La preoccupazione generale è che gli strumenti di comunicazione abbiano offuscato il confine tra il lavoro e altri ambiti della vita, dal momento che i dipendenti sono sempre reperibili. Gli strumenti di monitoraggio sul lavoro potrebbero forse contrastare questa tendenza delimitando chiaramente gli orari di lavoro dei dipendenti.

Altre preoccupazioni sono ancora più distopiche. La raccolta dei dati di localizzazione dei dipendenti impegnati in attività private e la possibilità di filmare membri della famiglia rappresentano timori molto concreti.

Queste paure fanno chiaramente parte delle più ampie preoccupazioni della dott.ssa Véliz riguardo la protezione dei dati e la privacy, a cui si aggiunge il timore di rischi derivanti dalla raccolta di informazioni dettagliate dei dipendenti, sia per questi ultimi che per l’azienda stessa.
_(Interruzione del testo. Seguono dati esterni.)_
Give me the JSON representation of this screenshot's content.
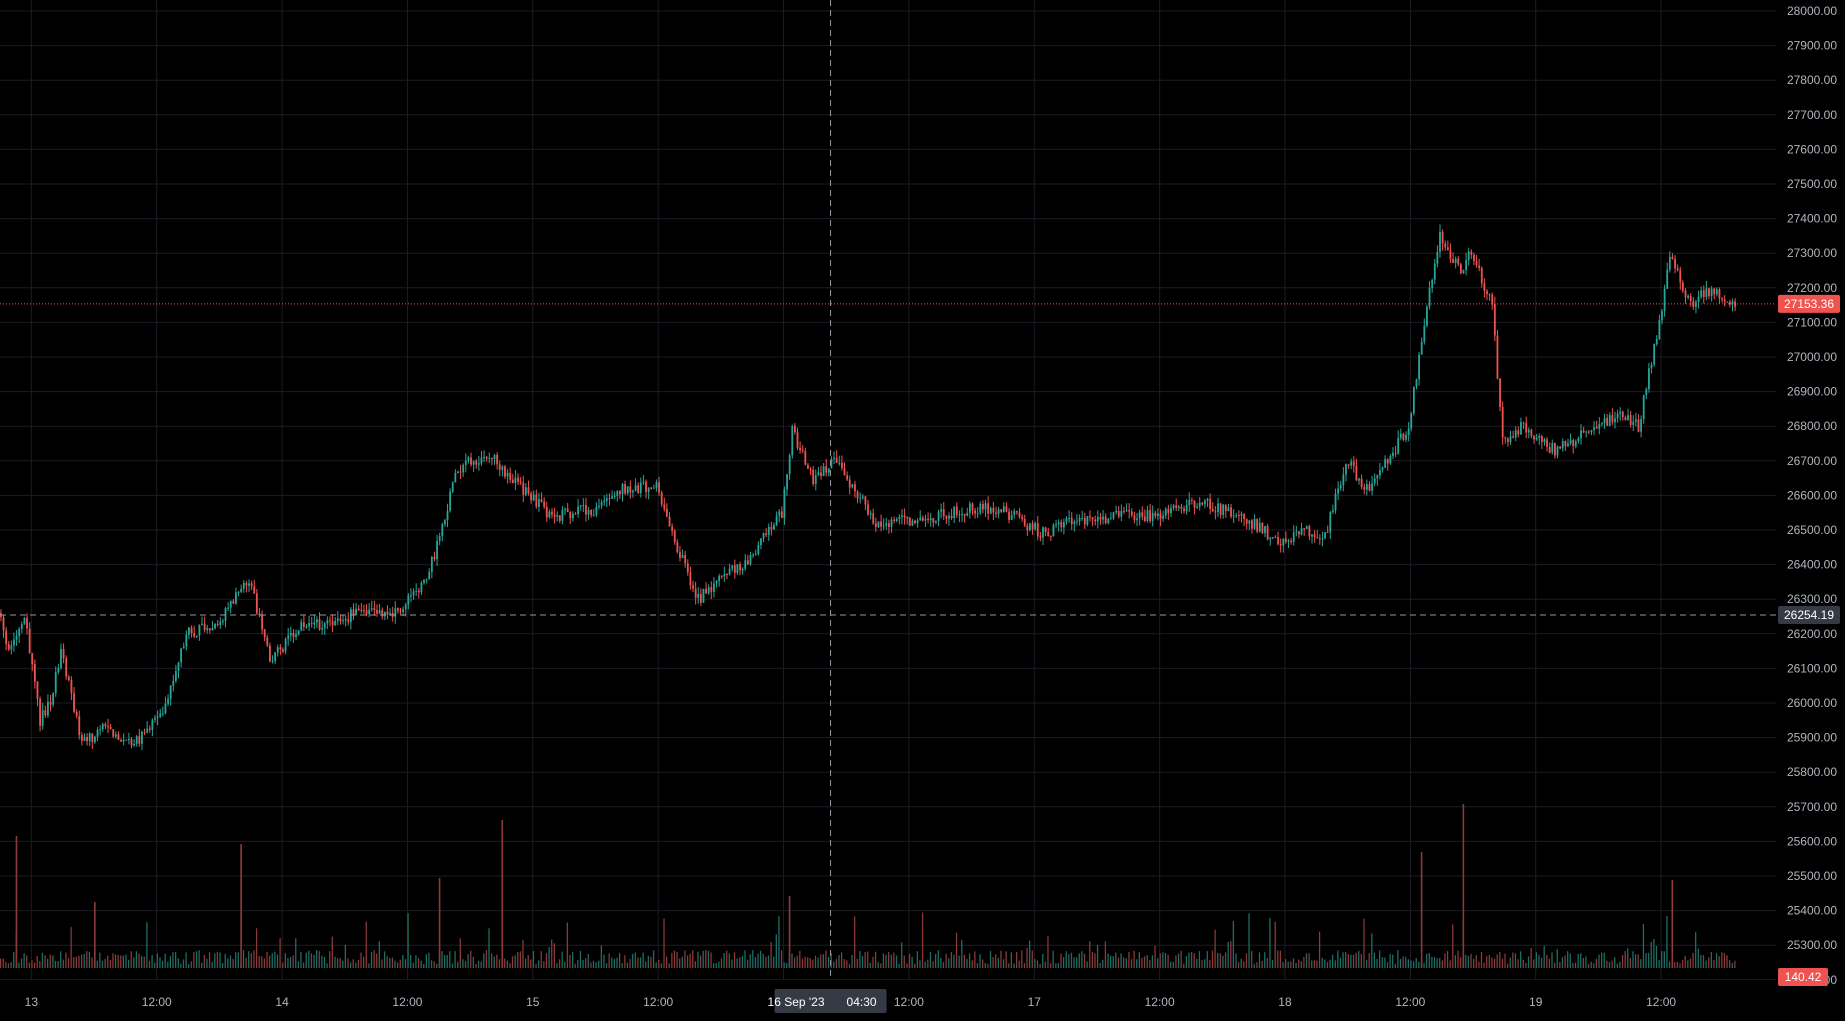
{
  "colors": {
    "background": "#000000",
    "grid": "#1c1c24",
    "axis_text": "#b2b5be",
    "up": "#26a69a",
    "down": "#ef5350",
    "up_volume": "#1f6f67",
    "down_volume": "#8a3b3a",
    "crosshair": "#9598a1",
    "last_price_line": "#f7525f",
    "label_bg": "#363a45"
  },
  "chart_data": {
    "type": "candlestick",
    "symbol": "",
    "title": "",
    "y_axis": {
      "scale": "linear",
      "range": [
        25000,
        28000
      ],
      "tick_labels": [
        "28000.00",
        "27900.00",
        "27800.00",
        "27700.00",
        "27600.00",
        "27500.00",
        "27400.00",
        "27300.00",
        "27200.00",
        "27100.00",
        "27000.00",
        "26900.00",
        "26800.00",
        "26700.00",
        "26600.00",
        "26500.00",
        "26400.00",
        "26300.00",
        "26200.00",
        "26100.00",
        "26000.00",
        "25900.00",
        "25800.00",
        "25700.00",
        "25600.00",
        "25500.00",
        "25400.00",
        "25300.00",
        "25200.00"
      ]
    },
    "x_axis": {
      "range_days": [
        "2023-09-12T21:00",
        "2023-09-19T23:00"
      ],
      "tick_labels": [
        {
          "t": "2023-09-13T00:00",
          "label": "13"
        },
        {
          "t": "2023-09-13T12:00",
          "label": "12:00"
        },
        {
          "t": "2023-09-14T00:00",
          "label": "14"
        },
        {
          "t": "2023-09-14T12:00",
          "label": "12:00"
        },
        {
          "t": "2023-09-15T00:00",
          "label": "15"
        },
        {
          "t": "2023-09-15T12:00",
          "label": "12:00"
        },
        {
          "t": "2023-09-16T12:00",
          "label": "12:00"
        },
        {
          "t": "2023-09-17T00:00",
          "label": "17"
        },
        {
          "t": "2023-09-17T12:00",
          "label": "12:00"
        },
        {
          "t": "2023-09-18T00:00",
          "label": "18"
        },
        {
          "t": "2023-09-18T12:00",
          "label": "12:00"
        },
        {
          "t": "2023-09-19T00:00",
          "label": "19"
        },
        {
          "t": "2023-09-19T12:00",
          "label": "12:00"
        }
      ]
    },
    "price_path": [
      [
        "2023-09-12T21:00",
        26260
      ],
      [
        "2023-09-12T22:00",
        26150
      ],
      [
        "2023-09-12T23:30",
        26250
      ],
      [
        "2023-09-13T01:00",
        25950
      ],
      [
        "2023-09-13T02:00",
        26000
      ],
      [
        "2023-09-13T03:00",
        26150
      ],
      [
        "2023-09-13T05:00",
        25880
      ],
      [
        "2023-09-13T07:00",
        25930
      ],
      [
        "2023-09-13T10:00",
        25880
      ],
      [
        "2023-09-13T12:00",
        25950
      ],
      [
        "2023-09-13T13:00",
        26000
      ],
      [
        "2023-09-13T15:00",
        26200
      ],
      [
        "2023-09-13T18:00",
        26230
      ],
      [
        "2023-09-13T21:00",
        26360
      ],
      [
        "2023-09-13T23:00",
        26120
      ],
      [
        "2023-09-14T02:00",
        26220
      ],
      [
        "2023-09-14T05:00",
        26230
      ],
      [
        "2023-09-14T08:00",
        26270
      ],
      [
        "2023-09-14T11:00",
        26260
      ],
      [
        "2023-09-14T14:00",
        26350
      ],
      [
        "2023-09-14T17:00",
        26680
      ],
      [
        "2023-09-14T20:00",
        26720
      ],
      [
        "2023-09-14T23:00",
        26620
      ],
      [
        "2023-09-15T02:00",
        26540
      ],
      [
        "2023-09-15T06:00",
        26560
      ],
      [
        "2023-09-15T09:00",
        26620
      ],
      [
        "2023-09-15T12:00",
        26630
      ],
      [
        "2023-09-15T14:00",
        26450
      ],
      [
        "2023-09-15T16:00",
        26300
      ],
      [
        "2023-09-15T18:00",
        26360
      ],
      [
        "2023-09-15T21:00",
        26420
      ],
      [
        "2023-09-16T00:00",
        26550
      ],
      [
        "2023-09-16T01:00",
        26790
      ],
      [
        "2023-09-16T03:00",
        26650
      ],
      [
        "2023-09-16T05:00",
        26700
      ],
      [
        "2023-09-16T07:00",
        26620
      ],
      [
        "2023-09-16T09:00",
        26520
      ],
      [
        "2023-09-16T12:00",
        26530
      ],
      [
        "2023-09-16T15:00",
        26540
      ],
      [
        "2023-09-16T18:00",
        26560
      ],
      [
        "2023-09-16T21:00",
        26560
      ],
      [
        "2023-09-17T01:00",
        26490
      ],
      [
        "2023-09-17T04:00",
        26530
      ],
      [
        "2023-09-17T08:00",
        26540
      ],
      [
        "2023-09-17T12:00",
        26540
      ],
      [
        "2023-09-17T16:00",
        26580
      ],
      [
        "2023-09-17T18:00",
        26560
      ],
      [
        "2023-09-17T21:00",
        26520
      ],
      [
        "2023-09-18T00:00",
        26460
      ],
      [
        "2023-09-18T02:00",
        26500
      ],
      [
        "2023-09-18T04:00",
        26480
      ],
      [
        "2023-09-18T06:00",
        26700
      ],
      [
        "2023-09-18T08:00",
        26620
      ],
      [
        "2023-09-18T10:00",
        26700
      ],
      [
        "2023-09-18T12:00",
        26800
      ],
      [
        "2023-09-18T14:00",
        27200
      ],
      [
        "2023-09-18T15:00",
        27350
      ],
      [
        "2023-09-18T17:00",
        27250
      ],
      [
        "2023-09-18T18:00",
        27300
      ],
      [
        "2023-09-18T20:00",
        27150
      ],
      [
        "2023-09-18T21:00",
        26750
      ],
      [
        "2023-09-18T23:00",
        26800
      ],
      [
        "2023-09-19T02:00",
        26730
      ],
      [
        "2023-09-19T05:00",
        26780
      ],
      [
        "2023-09-19T08:00",
        26830
      ],
      [
        "2023-09-19T10:00",
        26800
      ],
      [
        "2023-09-19T12:00",
        27100
      ],
      [
        "2023-09-19T13:00",
        27300
      ],
      [
        "2023-09-19T15:00",
        27150
      ],
      [
        "2023-09-19T17:00",
        27200
      ],
      [
        "2023-09-19T19:00",
        27153
      ]
    ],
    "volume_spikes": [
      [
        "2023-09-12T22:30",
        0.66
      ],
      [
        "2023-09-13T06:00",
        0.33
      ],
      [
        "2023-09-13T20:00",
        0.62
      ],
      [
        "2023-09-14T15:00",
        0.45
      ],
      [
        "2023-09-14T21:00",
        0.74
      ],
      [
        "2023-09-16T00:30",
        0.36
      ],
      [
        "2023-09-18T17:00",
        0.82
      ],
      [
        "2023-09-18T13:00",
        0.58
      ],
      [
        "2023-09-19T13:00",
        0.44
      ]
    ],
    "crosshair": {
      "price": 26254.19,
      "price_label": "26254.19",
      "time_label_date": "16 Sep '23",
      "time_label_time": "04:30",
      "t": "2023-09-16T04:30"
    },
    "last_price": {
      "value": 27153.36,
      "label": "27153.36"
    },
    "last_volume": {
      "label": "140.42"
    }
  }
}
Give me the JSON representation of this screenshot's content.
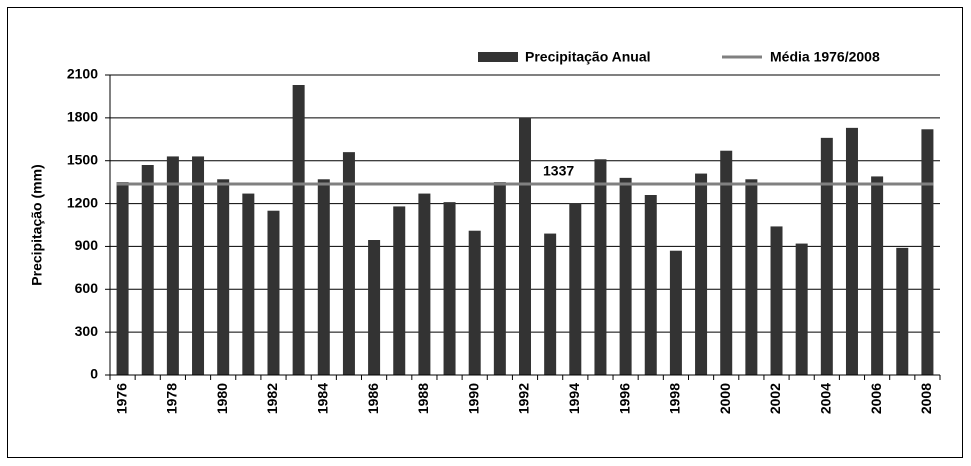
{
  "chart_data": {
    "type": "bar",
    "y_label": "Precipitação (mm)",
    "categories": [
      "1976",
      null,
      "1978",
      null,
      "1980",
      null,
      "1982",
      null,
      "1984",
      null,
      "1986",
      null,
      "1988",
      null,
      "1990",
      null,
      "1992",
      null,
      "1994",
      null,
      "1996",
      null,
      "1998",
      null,
      "2000",
      null,
      "2002",
      null,
      "2004",
      null,
      "2006",
      null,
      "2008"
    ],
    "series": [
      {
        "name": "Precipitação Anual",
        "color": "#333333",
        "values": [
          1350,
          1470,
          1530,
          1530,
          1370,
          1270,
          1150,
          2030,
          1370,
          1560,
          945,
          1180,
          1270,
          1210,
          1010,
          1350,
          1800,
          990,
          1200,
          1510,
          1380,
          1260,
          870,
          1410,
          1570,
          1370,
          1040,
          920,
          1660,
          1730,
          1390,
          890,
          1720
        ]
      }
    ],
    "mean": {
      "name": "Média 1976/2008",
      "value": 1337,
      "color": "#808080"
    },
    "ylim": [
      0,
      2100
    ],
    "yticks": [
      0,
      300,
      600,
      900,
      1200,
      1500,
      1800,
      2100
    ],
    "grid": true
  }
}
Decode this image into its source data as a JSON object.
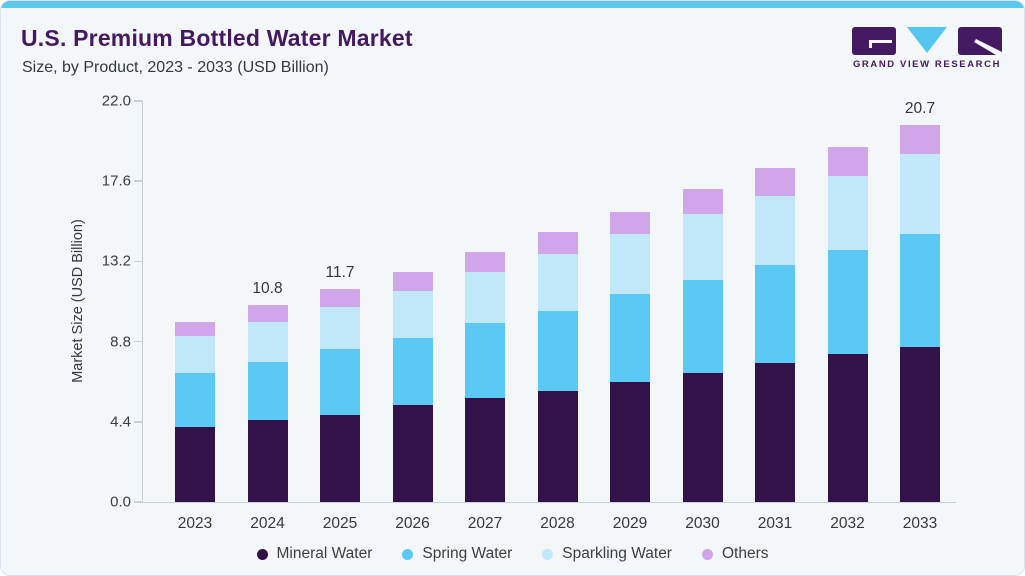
{
  "header": {
    "title": "U.S. Premium Bottled Water Market",
    "subtitle": "Size, by Product, 2023 - 2033 (USD Billion)"
  },
  "logo": {
    "text": "GRAND VIEW RESEARCH",
    "purple": "#441a63",
    "blue": "#55c6f0"
  },
  "colors": {
    "accent_top_strip": "#5ec7ee",
    "card_background": "#f3f7fa",
    "card_border": "#d9e3ed",
    "title_text": "#45195f",
    "axis_line": "#c7d0d9",
    "axis_text": "#3b3e44"
  },
  "chart_data": {
    "type": "bar",
    "stacked": true,
    "title": "U.S. Premium Bottled Water Market Size, by Product, 2023 - 2033 (USD Billion)",
    "xlabel": "",
    "ylabel": "Market Size (USD Billion)",
    "ylim": [
      0,
      22
    ],
    "yticks": [
      0.0,
      4.4,
      8.8,
      13.2,
      17.6,
      22.0
    ],
    "grid": false,
    "legend_position": "bottom",
    "categories": [
      "2023",
      "2024",
      "2025",
      "2026",
      "2027",
      "2028",
      "2029",
      "2030",
      "2031",
      "2032",
      "2033"
    ],
    "series": [
      {
        "name": "Mineral Water",
        "color": "#331249",
        "values": [
          4.1,
          4.5,
          4.8,
          5.3,
          5.7,
          6.1,
          6.6,
          7.1,
          7.6,
          8.1,
          8.5
        ]
      },
      {
        "name": "Spring Water",
        "color": "#5bc9f4",
        "values": [
          3.0,
          3.2,
          3.6,
          3.7,
          4.1,
          4.4,
          4.8,
          5.1,
          5.4,
          5.7,
          6.2
        ]
      },
      {
        "name": "Sparkling Water",
        "color": "#c0e8f9",
        "values": [
          2.0,
          2.2,
          2.3,
          2.6,
          2.8,
          3.1,
          3.3,
          3.6,
          3.8,
          4.1,
          4.4
        ]
      },
      {
        "name": "Others",
        "color": "#d0a5e9",
        "values": [
          0.8,
          0.9,
          1.0,
          1.0,
          1.1,
          1.2,
          1.2,
          1.4,
          1.5,
          1.6,
          1.6
        ]
      }
    ],
    "total_labels": {
      "2024": "10.8",
      "2025": "11.7",
      "2033": "20.7"
    }
  }
}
Jason Conyard, CIO e Senior Vice President di VMware, ha sottolineato gli obblighi e le responsabilità dei datori di lavoro nella protezione dei dati raccolti sui dipendenti.

Utopia o distopia?

Dunque, la sorveglianza sul posto di lavoro porterà a un’utopia o a una distopia?
È troppo presto per saperlo e questo dipenderà dalle decisioni delle aziende tecnologiche e dei datori di lavoro.

Questi ultimi dovranno dotarsi di strumenti adeguati a supporto della propria azienda. Tali strumenti dovrebbero essere utilizzati in maniera accessibile e trasparente, e dopo aver ottenuto il consenso dei dipendenti. I dati raccolti dovrebbero essere archiviati con cura ed eliminati quando non più necessari.

Allo stesso tempo, il resto delle persone non dovrebbe rimanere passivo riguardo questi sviluppi. I dipendenti, i sindacati, i cittadini e le pubbliche amministrazioni hanno tutti un ruolo da svolgere per assicurarsi di evitare i possibili scenari distopici e cercare di raggiungere quelli più utopici.

È inevitabile?

Penso sia inevitabile che il monitoraggio dei dipendenti aumenti, man mano che diventa più economico ed efficace. Se questi strumenti aumentano la produttività, ne aumenterà di conseguenza l’utilizzo. Le aziende sono in competizione e quelle che riescono a realizzare una maggiore produttività hanno più probabilità di superare i competitor.

I dipendenti potrebbero avere dei timori riguardo questi sviluppi, tuttavia non penso abbiano possibilità di resistervi. I singoli dipendenti dovranno acconsentire all’utilizzo dei software forniti dall’azienda, come previsto dal contratto. Le pubbliche amministrazioni e i sindacati hanno meno potere che in passato e dubito che saranno in grado di contrastare questo processo; la speranza è che contribuiscano a indirizzarlo in una direzione migliore.

Conclusione

Nel complesso, sono del parere che se la tecnologia sul posto di lavoro aumenta la produttività, anche il monitoraggio dei dispositivi e la sorveglianza dei dipendenti saranno inevitabili. C’è il timore che questi strumenti finiscano per beneficiare le aziende a danno degli individui; il compito di tutti noi è di evitare le potenziali insidie e assicurarci che questi strumenti siano un beneficio per tutti all’interno della società.

Douglas Bamford è un ricercatore e tutor in filosofia ed economia politica presso la Oxford University. Con una grande passione per la filosofia politica e le politiche pubbliche, esplora le strategie attraverso le quali le nuove tecnologie possono cambiare il sistema economico, con un particolare interesse per la creazione di un sistema fiscale più equo basato sui dati dei dipendenti.